Wat is het risico van een vastzittende placenta?
Het grootste risico van een vastzittende placenta is overmatig bloedverlies bij de moeder (een fluxus). In Nederland is de definitie van een fluxus meer dan een liter bloedverlies.

Hoe vaak komt een vastzittende placenta voor voor?
In Nederland kreeg in 2017 1,7% (2.802 vrouwen) van alle bevallen vrouwen die vaginaal bevielen, een manuele placentaverwijdering.
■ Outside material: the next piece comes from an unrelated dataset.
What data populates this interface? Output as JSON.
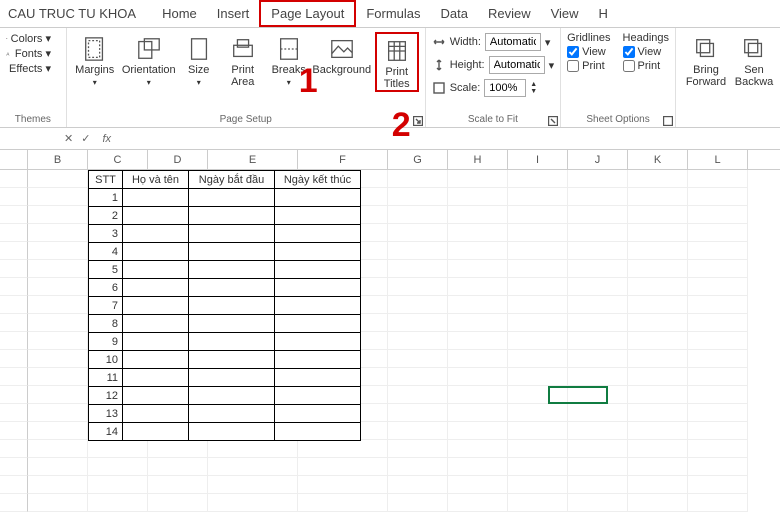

Van de nulliparae kreeg 2,1% een manuele placentaverwijdering, van de multiparae kreeg 1,4% een manuele placentaverwijdering (Perined Jaarboek, 2017).

Waarom wordt een placenta soms niet spontaan geboren?
Er zijn geen cijfers te vinden die weergeven hoe vaak welke oorzaak voorkomt indien er sprake is van een vastzittende placenta omdat er veelal geen onderscheid wordt gemaakt bij het stellen van de diagnose ‘vastzittende placenta’.

In een onderzoek van Urner et al. uit 2014 wordt de volgende classificatie aangehouden voor het feitelijk niet spontaan geboren kunnen worden van de placenta (met andere woorden: het niet-spontaan komen van de placenta heeft een fysieke/pathologische oorzaak):

  • Placenta adherens; waarbij er sprake is van een niet-functionele samentrekking van het myometrium.
  • Incarcerated placenta; waarbij er sprake is van een opgesloten placenta door een gesloten baarmoederhals.

In veel gevallen zal een vastzittende placenta na afwachten toch spontaan (en zonder problemen) geboren worden.

Wat gebeurt er met een vastzittende placenta?
Bij een retentio placentae wordt manuele placentaverwijdering ingezet om de placenta te verwijderen. Dit gebeurt in Nederland meestal op de operatiekamer. Meestal krijgt de moeder algehele narcose, soms kunnen ze ook epidurale of spinale analgesie gebruiken als de vrouw deze eerder gedurende de bevalling heeft gekregen.
Na de manuele placentaverwijdering krijgt de moeder eenmalig antibiotica en syntocinon (synthetische oxytocine) toegediend om de baarmoeder te doen samentrekken (NVOG, 2015).

Wat is de onderbouwing van dit beleid?
Verschillende onderzoeken laten een grotere kans op fluxus zien als de placenta na 30-40 minuten nog niet geboren is. Het is echter niet uit te sluiten dat deze toegenomen kans op fluxus (deels) juist ontstaat dóór de manuele placentaverwijdering. Er is te weinig onderzoek naar gedaan om een definitieve uitspraak over te doen. Daarbij wordt de nadruk vooral gelegd op het voorkomen van een fluxus en worden mogelijke (andere) complicaties van een manuele placentaverwijdering vaak buiten beschouwing gelaten.

Zijn er ook alternatieven?
Naast het feit dat er ontwikkelingen en veranderingen nodig zijn binnen het huidige protocol (om vast te stellen wanneer een placenta niet spontaan geboren kán worden), kan het ook zinvol zijn om te kijken naar een geheel andere benadering:

  • Acupunctuur: uit één onderzoek kwam bij 77% van de vrouwen de placenta spontaan los na acupunctuur (Djaković & Bilić, 2014).
  • Hormonen & omgeving: een rustige, veilige omgeving stimuleert natuurlijke oxytocine, wat de placentageboorte bevordert (Buckley, 2015).
  • Intacte navelstreng en natuurlijke houding: geen klem op de navelstreng en hurkhouding leidden tot snellere placentageboorte en minder bloedverlies (Botha, 1968).